Name: Anonymous 2008-09-23 13:47

So can anybody tell me in a way one can understand it what a fucking monad does?

Name: Anonymous 2008-09-25 23:07

>>46
2) I'm talking about how monads seem to be a gathering point for strange behaviors that (presumably) can't be implemented in the language itself, and whatever Haskell code may represent them is replaced by internal functions at compile time.
3) That's been my experience when a program I'm trying to write gets too tangled among the standard monads.  Even when GHC accepts the code, the runtime crashes on it.

If you're looking for it to mean more than that, you're either trolling, crazy, or trying to drive yourself crazy.
Or I've read basically anything ever written promoting/teaching Haskell, wherein so-called “monadic behavior” is touted as a major defining aspect of the language (rather than “hey I thought of a way to rearrange that function”) and the monads themselves are giant shadowy beasts of which we must never speak.

>>48
Thanks.

Name: Anonymous 2008-09-26 2:07

>>54
right, some mathematican invented that shitty name and some other shitheads thought it was a good idea to rename old concepts (encapsulation) in programming with it, instead of using a name which describes what monads are good for. I wonder why some people try so hard to find creative names, which fit the topic.

>>56
>Except it's not a function being executed N times and having side effects, it's a function being composed against itself to the Nth degree and having cumulative effects on a value invisibly threaded through the whole sequence.
Which sounds good for me, as long as nobody wants to tell me now about how we put the world state into the monad or need to compute an actual value in haskell itself besides executing the function to give it some unique id. Last problem for me in haskell solved, i should be happy.
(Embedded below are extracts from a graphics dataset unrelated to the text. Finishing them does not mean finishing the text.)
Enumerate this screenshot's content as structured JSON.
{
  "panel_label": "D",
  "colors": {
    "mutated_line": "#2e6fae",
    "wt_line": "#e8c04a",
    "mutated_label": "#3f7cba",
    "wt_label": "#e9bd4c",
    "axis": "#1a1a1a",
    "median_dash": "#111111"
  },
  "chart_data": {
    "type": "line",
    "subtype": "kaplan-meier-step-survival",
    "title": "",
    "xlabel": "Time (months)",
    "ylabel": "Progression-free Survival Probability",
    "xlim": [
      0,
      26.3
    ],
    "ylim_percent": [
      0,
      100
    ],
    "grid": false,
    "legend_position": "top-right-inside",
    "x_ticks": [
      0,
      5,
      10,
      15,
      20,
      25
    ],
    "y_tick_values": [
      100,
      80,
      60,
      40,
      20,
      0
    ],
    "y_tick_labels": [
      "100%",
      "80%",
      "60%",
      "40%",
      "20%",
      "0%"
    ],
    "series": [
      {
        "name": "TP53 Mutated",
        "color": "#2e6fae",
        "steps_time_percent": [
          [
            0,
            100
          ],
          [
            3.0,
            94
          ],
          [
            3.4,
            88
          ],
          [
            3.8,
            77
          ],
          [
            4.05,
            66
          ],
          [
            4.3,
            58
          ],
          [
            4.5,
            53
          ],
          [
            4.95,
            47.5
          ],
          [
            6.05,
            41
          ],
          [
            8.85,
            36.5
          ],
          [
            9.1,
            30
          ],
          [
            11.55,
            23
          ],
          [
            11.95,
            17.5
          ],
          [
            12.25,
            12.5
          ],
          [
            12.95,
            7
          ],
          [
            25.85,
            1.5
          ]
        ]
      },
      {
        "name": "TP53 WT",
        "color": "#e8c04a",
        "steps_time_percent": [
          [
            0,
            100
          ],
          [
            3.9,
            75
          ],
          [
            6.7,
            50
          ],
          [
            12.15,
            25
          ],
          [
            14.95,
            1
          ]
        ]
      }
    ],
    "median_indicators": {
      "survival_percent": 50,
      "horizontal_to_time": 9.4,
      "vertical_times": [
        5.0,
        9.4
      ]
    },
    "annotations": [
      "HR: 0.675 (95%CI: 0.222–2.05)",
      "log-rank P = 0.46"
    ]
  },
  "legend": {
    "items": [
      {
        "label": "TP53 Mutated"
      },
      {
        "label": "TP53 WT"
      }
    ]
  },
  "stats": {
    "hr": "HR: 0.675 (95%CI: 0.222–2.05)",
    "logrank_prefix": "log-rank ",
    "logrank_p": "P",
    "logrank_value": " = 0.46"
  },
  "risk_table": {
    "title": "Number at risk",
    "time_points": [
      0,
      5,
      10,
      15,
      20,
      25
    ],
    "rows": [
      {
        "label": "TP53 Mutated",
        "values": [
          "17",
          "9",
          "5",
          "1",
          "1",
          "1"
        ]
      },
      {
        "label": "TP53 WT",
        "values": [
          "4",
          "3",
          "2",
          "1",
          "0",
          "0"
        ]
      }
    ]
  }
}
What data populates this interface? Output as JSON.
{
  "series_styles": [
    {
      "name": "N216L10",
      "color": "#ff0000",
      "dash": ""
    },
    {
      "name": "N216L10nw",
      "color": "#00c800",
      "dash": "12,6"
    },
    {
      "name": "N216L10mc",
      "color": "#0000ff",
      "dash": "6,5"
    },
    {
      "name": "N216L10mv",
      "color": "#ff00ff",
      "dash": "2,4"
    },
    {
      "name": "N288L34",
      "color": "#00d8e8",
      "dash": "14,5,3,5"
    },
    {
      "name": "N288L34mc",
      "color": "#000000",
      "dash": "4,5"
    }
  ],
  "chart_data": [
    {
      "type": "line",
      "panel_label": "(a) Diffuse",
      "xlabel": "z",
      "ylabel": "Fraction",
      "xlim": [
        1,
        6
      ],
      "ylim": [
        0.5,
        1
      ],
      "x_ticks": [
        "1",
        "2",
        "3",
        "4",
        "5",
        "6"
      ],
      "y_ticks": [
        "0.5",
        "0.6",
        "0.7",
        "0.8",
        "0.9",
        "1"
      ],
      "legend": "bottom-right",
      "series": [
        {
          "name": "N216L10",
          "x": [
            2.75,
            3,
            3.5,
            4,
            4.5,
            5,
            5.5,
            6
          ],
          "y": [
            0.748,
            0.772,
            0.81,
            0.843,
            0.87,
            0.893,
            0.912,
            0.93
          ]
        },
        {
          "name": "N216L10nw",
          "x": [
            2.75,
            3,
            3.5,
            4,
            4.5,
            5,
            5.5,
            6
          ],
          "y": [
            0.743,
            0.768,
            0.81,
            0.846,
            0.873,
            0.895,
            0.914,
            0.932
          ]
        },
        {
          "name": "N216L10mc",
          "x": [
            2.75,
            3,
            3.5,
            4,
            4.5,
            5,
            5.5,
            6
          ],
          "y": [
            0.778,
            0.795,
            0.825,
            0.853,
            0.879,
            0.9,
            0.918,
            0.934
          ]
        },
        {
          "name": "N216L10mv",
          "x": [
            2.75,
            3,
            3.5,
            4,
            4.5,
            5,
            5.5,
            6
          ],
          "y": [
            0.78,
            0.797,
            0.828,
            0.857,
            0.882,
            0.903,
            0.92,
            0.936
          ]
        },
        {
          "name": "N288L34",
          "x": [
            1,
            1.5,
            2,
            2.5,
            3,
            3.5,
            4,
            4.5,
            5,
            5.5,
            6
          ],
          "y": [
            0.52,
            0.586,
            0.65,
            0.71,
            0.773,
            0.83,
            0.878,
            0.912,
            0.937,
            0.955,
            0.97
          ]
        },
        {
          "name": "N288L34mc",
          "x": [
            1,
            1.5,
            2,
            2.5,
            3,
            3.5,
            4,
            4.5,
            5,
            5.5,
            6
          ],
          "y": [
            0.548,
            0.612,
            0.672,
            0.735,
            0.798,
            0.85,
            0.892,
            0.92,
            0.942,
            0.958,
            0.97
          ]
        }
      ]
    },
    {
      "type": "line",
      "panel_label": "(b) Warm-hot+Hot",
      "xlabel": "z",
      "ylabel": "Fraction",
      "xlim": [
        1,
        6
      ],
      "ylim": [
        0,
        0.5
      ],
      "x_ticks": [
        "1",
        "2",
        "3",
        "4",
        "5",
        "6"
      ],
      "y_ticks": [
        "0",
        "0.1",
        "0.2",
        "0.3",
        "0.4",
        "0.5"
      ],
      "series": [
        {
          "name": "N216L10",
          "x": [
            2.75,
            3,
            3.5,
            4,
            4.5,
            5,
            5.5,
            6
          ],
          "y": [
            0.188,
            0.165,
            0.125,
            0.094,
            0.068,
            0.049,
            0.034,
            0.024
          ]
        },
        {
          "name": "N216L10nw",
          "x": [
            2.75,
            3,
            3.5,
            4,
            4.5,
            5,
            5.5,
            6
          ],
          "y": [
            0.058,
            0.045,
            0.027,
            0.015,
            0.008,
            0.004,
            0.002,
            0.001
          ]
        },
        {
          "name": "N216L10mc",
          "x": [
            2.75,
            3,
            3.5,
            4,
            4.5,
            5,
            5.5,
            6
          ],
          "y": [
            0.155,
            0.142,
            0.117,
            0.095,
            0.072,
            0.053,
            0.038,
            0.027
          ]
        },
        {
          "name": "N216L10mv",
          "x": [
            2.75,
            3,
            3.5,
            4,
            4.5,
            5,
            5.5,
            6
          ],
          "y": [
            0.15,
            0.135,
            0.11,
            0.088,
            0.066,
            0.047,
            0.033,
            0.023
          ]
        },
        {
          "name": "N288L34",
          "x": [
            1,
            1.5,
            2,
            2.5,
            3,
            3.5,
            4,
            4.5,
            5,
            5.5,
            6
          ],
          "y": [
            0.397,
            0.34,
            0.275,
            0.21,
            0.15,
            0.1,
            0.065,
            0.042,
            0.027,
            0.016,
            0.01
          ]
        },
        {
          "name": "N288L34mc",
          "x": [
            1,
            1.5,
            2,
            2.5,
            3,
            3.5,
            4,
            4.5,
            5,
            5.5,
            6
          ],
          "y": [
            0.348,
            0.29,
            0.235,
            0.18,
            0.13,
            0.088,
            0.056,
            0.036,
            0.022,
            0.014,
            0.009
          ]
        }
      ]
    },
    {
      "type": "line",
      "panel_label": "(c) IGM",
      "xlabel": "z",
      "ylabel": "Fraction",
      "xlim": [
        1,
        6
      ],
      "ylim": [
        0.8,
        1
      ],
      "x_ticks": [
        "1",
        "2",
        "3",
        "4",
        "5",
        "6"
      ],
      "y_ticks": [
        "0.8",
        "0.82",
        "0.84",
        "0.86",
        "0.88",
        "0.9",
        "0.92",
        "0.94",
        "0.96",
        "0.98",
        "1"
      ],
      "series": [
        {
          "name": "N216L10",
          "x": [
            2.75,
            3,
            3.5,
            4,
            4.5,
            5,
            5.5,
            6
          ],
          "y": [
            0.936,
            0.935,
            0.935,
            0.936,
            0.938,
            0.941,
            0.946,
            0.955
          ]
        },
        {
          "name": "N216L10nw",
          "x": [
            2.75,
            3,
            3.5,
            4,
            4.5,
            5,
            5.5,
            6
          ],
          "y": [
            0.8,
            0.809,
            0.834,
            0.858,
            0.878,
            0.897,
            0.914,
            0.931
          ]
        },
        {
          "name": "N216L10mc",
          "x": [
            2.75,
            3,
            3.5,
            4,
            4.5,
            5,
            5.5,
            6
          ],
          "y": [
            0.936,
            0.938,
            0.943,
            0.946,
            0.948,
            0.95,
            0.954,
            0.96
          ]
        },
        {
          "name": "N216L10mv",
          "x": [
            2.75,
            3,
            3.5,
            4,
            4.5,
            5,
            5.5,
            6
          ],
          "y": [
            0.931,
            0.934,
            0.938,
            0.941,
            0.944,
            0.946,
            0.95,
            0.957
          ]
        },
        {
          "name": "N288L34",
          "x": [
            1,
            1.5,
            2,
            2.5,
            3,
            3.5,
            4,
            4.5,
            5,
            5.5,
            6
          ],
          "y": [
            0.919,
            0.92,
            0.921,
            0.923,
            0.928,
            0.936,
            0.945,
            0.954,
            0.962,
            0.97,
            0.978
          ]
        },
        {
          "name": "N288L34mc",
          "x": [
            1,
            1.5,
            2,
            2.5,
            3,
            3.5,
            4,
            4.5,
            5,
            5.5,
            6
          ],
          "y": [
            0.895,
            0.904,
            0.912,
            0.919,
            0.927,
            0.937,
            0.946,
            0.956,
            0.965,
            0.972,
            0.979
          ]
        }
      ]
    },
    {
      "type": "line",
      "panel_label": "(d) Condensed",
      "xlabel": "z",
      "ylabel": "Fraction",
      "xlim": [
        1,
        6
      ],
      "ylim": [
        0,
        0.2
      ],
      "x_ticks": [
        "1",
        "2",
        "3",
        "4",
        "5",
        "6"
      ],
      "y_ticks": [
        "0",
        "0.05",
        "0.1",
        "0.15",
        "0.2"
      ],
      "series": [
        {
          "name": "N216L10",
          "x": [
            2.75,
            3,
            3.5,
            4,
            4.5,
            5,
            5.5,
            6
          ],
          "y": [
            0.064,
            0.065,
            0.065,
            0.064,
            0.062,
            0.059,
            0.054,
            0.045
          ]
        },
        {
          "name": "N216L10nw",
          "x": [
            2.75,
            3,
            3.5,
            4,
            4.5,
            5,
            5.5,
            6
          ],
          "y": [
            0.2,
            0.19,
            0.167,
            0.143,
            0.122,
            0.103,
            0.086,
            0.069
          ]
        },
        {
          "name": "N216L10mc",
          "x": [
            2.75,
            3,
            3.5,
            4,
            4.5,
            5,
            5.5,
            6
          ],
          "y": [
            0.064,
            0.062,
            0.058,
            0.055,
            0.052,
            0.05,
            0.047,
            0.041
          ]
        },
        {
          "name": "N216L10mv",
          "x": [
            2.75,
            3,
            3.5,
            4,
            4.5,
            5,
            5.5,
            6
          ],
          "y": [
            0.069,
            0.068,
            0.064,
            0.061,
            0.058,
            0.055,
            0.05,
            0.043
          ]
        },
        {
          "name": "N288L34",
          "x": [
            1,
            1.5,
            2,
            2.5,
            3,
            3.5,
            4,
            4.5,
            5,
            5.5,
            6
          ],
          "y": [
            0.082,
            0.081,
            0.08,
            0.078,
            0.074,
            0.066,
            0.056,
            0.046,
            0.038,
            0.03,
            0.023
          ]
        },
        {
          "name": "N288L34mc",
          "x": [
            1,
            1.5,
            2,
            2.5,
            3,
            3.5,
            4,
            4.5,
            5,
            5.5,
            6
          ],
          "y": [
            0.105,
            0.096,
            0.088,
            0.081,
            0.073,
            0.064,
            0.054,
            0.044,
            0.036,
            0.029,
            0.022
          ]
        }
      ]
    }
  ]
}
As far as i understand it now is, that the haskell compiler can't look into the functions written in c and thus does not know what they will return with which input value, thus the created program has to execute them every time. Monads and similar stuff (Arrows) just make sure, that we use a return value only one time.

Only problem is a runtime environment, which could predict from the last input values the output values of a function and replace its call with the result without executing anything.